Com o passar dos anos, percebeu-se a necessidade de trabalhadores com conhecimento/ educação formal, passou-se a investir em educação/ formação técnica profissional. Nesse meio tempo, entre o início e a metade do século XX, o mundo viveu duas grandes guerras mundiais, que transformaram de maneira extremamente significativa os modos e costumes de vida em vários países, com a migração de povos que fugiam das áreas de conflito e a revolução da informação na segunda metade do século XX foram fatores importantes na transformação social em diversas nações.

            Há medida que se passou a investir na educação do trabalhador, houve também uma melhoria na sua qualidade de vida, o que aumentou a expectativa de vida dos trabalhadores, melhorando as condições de trabalho refletindo diretamente na sua vida fora das organizações empregadoras. Nos países desenvolvidos a maior parte dos trabalhadores hoje, é do conhecimento, Isso comprova a tese de que: O desenvolvimento de um país perpassa pelo investimento educacional em seu povo. A universalização do ensino e a qualidade dele são a mola propulsora para o desenvolvimento de uma nação economicamente forte e com cada vez menos desigualdade social.

Segundo Drucker (2002). Durante milênios, não houve escolha para a esmagadora maioria de pessoas em qualquer país. O filho de um trabalhador rural seria um trabalhador rural. O filho de um artesão se tornava artesão, e a filha de um artesão casava-se com um artesão; o filho ou a filha de um operário de fábrica trabalharia numa fábrica. Qualquer mobilidade que houvesse era descendente, não ascendente.

O Brasil nos últimos nove anos vem possibilitando a sua juventude, essa “abertura” do campo da educação formal, o país vem investindo de maneira intensa recursos no desenvolvimento de políticas de acesso ao ensino superior e expansão na oferta de vagas, através da criação e expansão das Universidades Federais e Institutos Federais de Educação para ensino técnico profissional.

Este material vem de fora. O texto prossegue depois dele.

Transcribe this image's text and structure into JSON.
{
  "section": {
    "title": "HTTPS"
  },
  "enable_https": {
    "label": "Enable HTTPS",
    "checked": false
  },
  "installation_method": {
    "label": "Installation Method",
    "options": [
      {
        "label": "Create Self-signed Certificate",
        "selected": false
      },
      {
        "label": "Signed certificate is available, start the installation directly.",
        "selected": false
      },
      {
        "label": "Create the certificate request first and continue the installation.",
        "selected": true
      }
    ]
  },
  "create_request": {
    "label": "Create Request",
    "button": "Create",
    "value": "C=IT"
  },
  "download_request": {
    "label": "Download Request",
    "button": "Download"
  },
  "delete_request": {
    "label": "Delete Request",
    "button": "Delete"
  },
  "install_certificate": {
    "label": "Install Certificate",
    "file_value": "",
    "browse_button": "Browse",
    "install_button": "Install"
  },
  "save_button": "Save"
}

Com a criação do Prouni, programa que oferece bolsas de estudos em instituições de ensino superior particulares, que chegou este ano a marca de 1 milhão de bolsas concedidas a estudantes de todo o Brasil, dos mais diferentes rostos, cores, crenças, crédulos, e quaisquer outras formas de “diferenciação”, o Fies, programa de financiamento de estudos em universidades particulares, o ENEM – Exame Nacional do Ensino Médio,  – e Sisu, Sistema de Seleção unificada. Milhares de estudantes puderam realizar ao sonho de ingressar em uma Universidade. A criação de centenas de escolas de formação técnica (Institutos Federais), para preparar o jovem para o mercado de trabalho de maneira mais rápida, para atender a demanda do mercado. Fugindo aquela lógica que Drucker apresentou, de que o filho do artesão seria necessariamente artesão, e assim por diante nas camadas sociais inferiores em poder econômico.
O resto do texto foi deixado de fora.